ATM - Martin Cibulski - 2004-01-10
Start > Microcontroller based telescope driver I

Microcontroller based Telescope Driver I

This is the microcontroller system I used to drive my split ring telescope mount.

I show it here because I would like to get comments on this design and my plans for further development.
I'm building a Alt-Az telescope so I have to modify the software to control both axes for tracking.

The CPU is an Atmel AVR (Mega AVR 161). The two stepper motors are driven by two special ICs (Infineon TCA3727).
It is a modular system with three boards put into slots of a backplane.

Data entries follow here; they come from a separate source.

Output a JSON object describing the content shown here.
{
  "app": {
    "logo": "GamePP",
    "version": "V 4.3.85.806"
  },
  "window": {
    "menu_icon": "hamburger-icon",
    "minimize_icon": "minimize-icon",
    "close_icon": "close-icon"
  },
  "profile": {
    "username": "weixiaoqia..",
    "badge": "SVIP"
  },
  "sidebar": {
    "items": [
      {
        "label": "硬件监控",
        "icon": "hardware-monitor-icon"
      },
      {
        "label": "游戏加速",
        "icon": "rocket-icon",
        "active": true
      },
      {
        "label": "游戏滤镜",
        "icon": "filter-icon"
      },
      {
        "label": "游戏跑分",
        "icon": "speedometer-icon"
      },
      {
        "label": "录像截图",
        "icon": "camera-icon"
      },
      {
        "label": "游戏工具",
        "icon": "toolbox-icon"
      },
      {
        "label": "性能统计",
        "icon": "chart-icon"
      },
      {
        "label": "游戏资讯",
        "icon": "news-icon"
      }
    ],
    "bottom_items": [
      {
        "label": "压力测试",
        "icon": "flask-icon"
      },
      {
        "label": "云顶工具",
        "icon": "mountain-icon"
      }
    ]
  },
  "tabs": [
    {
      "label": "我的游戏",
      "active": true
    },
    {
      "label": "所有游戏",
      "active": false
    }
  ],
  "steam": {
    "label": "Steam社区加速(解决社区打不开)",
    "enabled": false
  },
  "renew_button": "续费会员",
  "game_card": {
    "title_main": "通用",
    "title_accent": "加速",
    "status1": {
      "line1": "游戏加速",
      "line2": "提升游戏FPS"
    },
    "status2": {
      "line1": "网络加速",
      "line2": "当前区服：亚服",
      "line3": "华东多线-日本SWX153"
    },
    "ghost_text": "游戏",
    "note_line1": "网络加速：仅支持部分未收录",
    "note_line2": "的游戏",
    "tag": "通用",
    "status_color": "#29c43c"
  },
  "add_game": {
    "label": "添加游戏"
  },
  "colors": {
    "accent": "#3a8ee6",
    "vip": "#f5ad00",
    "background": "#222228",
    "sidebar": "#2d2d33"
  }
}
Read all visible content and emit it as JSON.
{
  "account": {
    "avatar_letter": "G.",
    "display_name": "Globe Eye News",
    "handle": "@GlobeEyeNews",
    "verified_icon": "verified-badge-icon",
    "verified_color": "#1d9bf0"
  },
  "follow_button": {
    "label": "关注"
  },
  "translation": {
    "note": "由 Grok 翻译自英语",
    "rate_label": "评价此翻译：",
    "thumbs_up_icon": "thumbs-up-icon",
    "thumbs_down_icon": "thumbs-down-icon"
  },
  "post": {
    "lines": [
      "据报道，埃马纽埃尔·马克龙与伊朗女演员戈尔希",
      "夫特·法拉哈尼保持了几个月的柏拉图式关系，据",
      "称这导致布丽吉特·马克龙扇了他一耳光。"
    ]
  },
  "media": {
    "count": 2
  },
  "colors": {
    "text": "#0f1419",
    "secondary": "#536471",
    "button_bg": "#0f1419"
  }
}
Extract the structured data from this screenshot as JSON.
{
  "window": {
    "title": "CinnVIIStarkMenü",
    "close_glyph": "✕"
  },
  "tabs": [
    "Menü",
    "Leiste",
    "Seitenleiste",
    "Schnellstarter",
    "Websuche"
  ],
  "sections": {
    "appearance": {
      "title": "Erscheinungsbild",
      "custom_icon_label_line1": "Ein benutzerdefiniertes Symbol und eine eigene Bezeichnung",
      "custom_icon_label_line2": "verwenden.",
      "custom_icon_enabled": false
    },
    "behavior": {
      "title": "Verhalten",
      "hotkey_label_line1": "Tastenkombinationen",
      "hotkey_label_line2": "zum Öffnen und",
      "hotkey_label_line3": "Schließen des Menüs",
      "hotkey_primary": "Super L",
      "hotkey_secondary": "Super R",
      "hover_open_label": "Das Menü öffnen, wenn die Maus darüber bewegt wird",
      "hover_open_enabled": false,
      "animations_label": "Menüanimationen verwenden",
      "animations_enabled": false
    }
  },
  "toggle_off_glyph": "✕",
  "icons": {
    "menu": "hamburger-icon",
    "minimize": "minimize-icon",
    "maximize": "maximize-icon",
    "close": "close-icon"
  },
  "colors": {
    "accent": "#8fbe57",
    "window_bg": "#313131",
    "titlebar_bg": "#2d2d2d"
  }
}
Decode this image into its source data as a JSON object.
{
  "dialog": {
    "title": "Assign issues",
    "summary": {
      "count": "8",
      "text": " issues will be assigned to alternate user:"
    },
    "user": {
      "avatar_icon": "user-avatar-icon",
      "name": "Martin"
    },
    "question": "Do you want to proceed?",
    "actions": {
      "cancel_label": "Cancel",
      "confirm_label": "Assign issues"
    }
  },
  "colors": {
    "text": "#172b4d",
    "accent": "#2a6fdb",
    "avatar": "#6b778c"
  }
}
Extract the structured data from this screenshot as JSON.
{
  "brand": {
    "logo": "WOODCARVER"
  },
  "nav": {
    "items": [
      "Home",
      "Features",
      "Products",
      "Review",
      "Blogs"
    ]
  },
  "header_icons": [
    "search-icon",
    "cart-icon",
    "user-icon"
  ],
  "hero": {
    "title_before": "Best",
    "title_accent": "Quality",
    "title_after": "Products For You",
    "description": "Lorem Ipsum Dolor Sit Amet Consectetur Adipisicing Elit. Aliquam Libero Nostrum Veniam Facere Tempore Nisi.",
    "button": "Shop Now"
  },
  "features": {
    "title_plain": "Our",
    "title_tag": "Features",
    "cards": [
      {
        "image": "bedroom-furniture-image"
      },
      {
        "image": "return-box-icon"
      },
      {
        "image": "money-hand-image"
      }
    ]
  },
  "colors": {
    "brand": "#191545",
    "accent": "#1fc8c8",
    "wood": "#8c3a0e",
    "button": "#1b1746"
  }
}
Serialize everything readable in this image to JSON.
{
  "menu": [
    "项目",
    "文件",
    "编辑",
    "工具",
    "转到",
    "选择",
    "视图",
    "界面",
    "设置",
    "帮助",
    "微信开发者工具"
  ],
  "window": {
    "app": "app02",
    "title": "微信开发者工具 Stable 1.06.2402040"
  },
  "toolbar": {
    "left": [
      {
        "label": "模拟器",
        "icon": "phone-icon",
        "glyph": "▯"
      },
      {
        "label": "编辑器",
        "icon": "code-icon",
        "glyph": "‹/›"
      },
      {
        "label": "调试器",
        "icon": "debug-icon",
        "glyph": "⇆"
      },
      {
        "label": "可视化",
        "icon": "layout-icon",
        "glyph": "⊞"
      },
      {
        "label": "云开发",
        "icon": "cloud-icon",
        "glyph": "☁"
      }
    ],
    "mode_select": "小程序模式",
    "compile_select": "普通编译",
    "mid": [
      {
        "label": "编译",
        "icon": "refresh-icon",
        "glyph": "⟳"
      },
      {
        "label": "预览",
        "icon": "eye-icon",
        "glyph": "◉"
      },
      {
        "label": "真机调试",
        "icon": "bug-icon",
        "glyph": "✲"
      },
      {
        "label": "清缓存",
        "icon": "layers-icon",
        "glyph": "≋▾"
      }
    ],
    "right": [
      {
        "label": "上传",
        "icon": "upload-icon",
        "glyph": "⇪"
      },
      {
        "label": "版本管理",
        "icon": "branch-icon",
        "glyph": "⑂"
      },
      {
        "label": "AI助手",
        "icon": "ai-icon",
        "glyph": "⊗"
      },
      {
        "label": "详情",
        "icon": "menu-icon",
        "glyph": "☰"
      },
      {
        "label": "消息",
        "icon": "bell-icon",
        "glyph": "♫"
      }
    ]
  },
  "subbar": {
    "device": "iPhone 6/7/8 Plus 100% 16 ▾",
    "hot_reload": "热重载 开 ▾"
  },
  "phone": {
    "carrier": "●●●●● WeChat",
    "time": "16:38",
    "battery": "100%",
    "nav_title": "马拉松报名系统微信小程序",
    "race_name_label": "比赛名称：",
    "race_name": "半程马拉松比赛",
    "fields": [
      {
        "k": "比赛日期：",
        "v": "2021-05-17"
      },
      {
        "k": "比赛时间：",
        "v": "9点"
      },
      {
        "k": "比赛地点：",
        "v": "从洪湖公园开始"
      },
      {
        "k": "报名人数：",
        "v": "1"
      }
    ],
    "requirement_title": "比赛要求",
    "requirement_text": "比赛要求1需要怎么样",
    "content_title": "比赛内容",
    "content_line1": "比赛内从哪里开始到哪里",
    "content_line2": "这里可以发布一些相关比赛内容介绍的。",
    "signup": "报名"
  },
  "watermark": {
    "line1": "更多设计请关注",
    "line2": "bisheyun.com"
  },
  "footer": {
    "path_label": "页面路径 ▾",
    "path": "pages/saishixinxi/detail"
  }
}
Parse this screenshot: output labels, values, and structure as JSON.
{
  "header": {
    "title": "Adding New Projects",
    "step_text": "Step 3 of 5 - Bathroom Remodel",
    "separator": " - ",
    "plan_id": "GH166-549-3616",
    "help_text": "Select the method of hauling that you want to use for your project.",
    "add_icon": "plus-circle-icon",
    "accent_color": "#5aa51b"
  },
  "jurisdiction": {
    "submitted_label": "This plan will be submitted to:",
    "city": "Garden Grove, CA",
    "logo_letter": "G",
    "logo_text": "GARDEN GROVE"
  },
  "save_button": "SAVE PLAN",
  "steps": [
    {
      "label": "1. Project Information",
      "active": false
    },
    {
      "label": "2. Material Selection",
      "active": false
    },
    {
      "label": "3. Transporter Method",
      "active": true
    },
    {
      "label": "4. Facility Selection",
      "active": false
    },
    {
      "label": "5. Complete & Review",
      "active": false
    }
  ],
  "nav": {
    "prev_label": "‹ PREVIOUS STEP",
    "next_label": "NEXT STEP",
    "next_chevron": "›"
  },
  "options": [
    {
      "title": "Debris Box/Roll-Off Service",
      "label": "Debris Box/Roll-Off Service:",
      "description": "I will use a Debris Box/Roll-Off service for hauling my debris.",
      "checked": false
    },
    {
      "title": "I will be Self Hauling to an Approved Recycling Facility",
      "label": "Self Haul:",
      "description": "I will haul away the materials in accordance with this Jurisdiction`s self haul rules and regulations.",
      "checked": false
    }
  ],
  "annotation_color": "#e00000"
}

A minimal version of this computer could fit on one small board with all of its components. I plan to use other stepper drivers which can handle more microsteps per fullstep (Allegro 3973). A prototype of this was already running with a smaller controller (AVR 2313).

Controller box

This is the controller with its aluminum case fitted into a case for electric tools. There are two connnectors for steppers (9 pin) and a 25 pin connector for a handbox. The third 9 pin connector is a serial port to receive moving commands from another computer (currently my Windows PC).
A second serial port on the CPU is currently not used. It could be used for a more intelligent handpad instead of the 8 switches. Another possibility is to reserve this port for firmware downloads.


Back side of the controller box

This is the aluminum frame taken out of the box. On this picture the power supply on the left side and the backplane of the computer (right) can be seen. The power supply generates 24 V for the stepper ICs and 5 V for the microcontroller. In the next revision the controller should run with one 24V supply only (car battery). A voltage regulator will generate the 5 V on the controller board.


Computer system

The modular computer system consists of a CPU board (in the middle) and two stepper control boards. They are connected by a backplane with adress and data bus. (The controller can work in an expanded mode to access external memory.)
Some ICs on the two stepper boards handle these buses. On a minimal assembly I will take them away and the CPU will control the stepper ICs directly by one of its I/O ports.

Then only 4 ICs are needed (and some discrete components):
1. Microcontroller: Atmel AVR mega161
2. Stepper IC 1: Allegro 3973 or 3972 (more power)
3. Stepper IC 2: Allegro ...
4. Voltage adaptor for two serial connections: Max 232



A handpad with 8 switches is connected to one of the I/O ports of the microcontroller.



The software supports the following functions:

1. Tracking in one axis (for a polar aligned mount)

2. Control via handpad: fine, medium, fast moving with ramping, tracking speed fine adjust, linear tracking speed calculation from two (start, stop) points and time between them

3. Monitor program for reading and writing of program variables
I used this for taking photographs with a piggypack camera. A webcam was mounted onto the scope and a simple image analysis program calculated guiding commands to the controller to hold a guide star centered.

Next development steps

Version II:

Single prototype board design with program on a PC for Alt/Az coordinate transforms, tracking and goto.

Version III:

Small printed circuit board with surface mounted AVR mega128 controller and LCD handbox, hopefully someday will do all calculations without needing a PC.